19. The Day He Arrives (2011)
Hang Sang-soo blends personal experiences in a fictional story to construct an intimate meta-narrative film about filmmaking. “The Day He Arrives” could be his most heartfelt, existential slacker comedy. An indolent filmmaker Seong-jun (Yu Jun-sang), who has four films under his belt, is on the edge of being washed off. The film begins with him arriving in Seoul to meet his critical friend Young-ho (Kim Sang-Joong).
They hang out in a bar over several seemingly repetitive days, just like Groundhog Day, except that there are new development and shifts in energy every day. They meet a teacher friend of Young-ho, a bar owner, and an actor who was promised a role in Seong-jun’s film. Their interactions are mostly mundane like you would expect in Hang’s films.

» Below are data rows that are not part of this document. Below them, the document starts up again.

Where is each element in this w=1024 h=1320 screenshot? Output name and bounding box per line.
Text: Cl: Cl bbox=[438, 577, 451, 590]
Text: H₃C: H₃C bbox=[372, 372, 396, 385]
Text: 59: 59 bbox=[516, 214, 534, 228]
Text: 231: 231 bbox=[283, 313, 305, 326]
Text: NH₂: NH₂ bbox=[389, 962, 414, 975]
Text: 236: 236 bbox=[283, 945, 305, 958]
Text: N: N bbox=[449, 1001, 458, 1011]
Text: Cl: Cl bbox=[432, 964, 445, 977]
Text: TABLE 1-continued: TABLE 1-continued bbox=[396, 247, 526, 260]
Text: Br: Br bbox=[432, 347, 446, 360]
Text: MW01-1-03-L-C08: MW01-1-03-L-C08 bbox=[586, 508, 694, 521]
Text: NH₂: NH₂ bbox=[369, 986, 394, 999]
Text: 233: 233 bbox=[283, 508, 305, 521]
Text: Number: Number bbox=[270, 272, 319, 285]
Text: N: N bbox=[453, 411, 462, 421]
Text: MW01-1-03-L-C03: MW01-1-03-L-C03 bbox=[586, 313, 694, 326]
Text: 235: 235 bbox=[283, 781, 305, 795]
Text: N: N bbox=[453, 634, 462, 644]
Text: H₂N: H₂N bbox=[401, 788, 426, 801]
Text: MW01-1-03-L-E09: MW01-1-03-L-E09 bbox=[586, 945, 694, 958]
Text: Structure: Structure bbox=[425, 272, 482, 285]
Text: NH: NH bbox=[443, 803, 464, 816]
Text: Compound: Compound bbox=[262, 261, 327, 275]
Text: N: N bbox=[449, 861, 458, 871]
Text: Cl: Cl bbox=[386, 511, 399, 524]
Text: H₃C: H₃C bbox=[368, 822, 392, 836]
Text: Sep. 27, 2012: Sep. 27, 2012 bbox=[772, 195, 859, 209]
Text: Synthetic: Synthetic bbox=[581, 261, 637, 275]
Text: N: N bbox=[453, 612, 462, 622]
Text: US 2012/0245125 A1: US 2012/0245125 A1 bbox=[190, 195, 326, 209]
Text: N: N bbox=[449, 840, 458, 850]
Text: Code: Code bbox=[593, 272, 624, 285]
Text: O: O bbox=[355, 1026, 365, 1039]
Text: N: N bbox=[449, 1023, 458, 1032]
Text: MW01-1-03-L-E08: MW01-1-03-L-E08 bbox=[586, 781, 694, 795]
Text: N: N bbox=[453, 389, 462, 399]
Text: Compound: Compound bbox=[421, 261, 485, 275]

Related to Black and White Movies – ‘The day he arrives’ featured in the list of 30 best South Korean films of the Century
This time around, the characters are more rounded. The mundane conversation is a way to deal with their unperturbed existential crisis. There is bittersweet wisdom in it, which makes it even more profound. Simply composed and beautifully shot in black-and-white, “The Day He Arrives” is almost a perfect summation of Hong’s artistic approach and ideas.
20. Mutual Appreciation (2005)
It has an artless, underground vibe to it that makes your heart swell. It is reminiscent of the east village film scene from the 1980s. His characters have multiple layers of paradoxes attached to them, that makes them human- infuriating yet caring, have their lives together but you can see crumbling pieces. It follows the life of Alan Rice, a musician whose band has just broken up. Alan shows up in New York to pursue his burgeoning rock and roll career.
The events feel naturally unfolding before your eyes with little or no effort instead of a tightly controlled narrative. Alan feels attracted towards Ellie but tries to contain his feelings like sitting on a suitcase with clothes bulging out that refuse to shut. The overly analytical characters refuse to take the first step despite being mutually attracted towards the other and they end up relying upon and talking to themselves when frustrated or scrutinizing a situation. A stylized black and white lend a dreamlike quality to the screen. Concerned with the essence of the film rather than the details.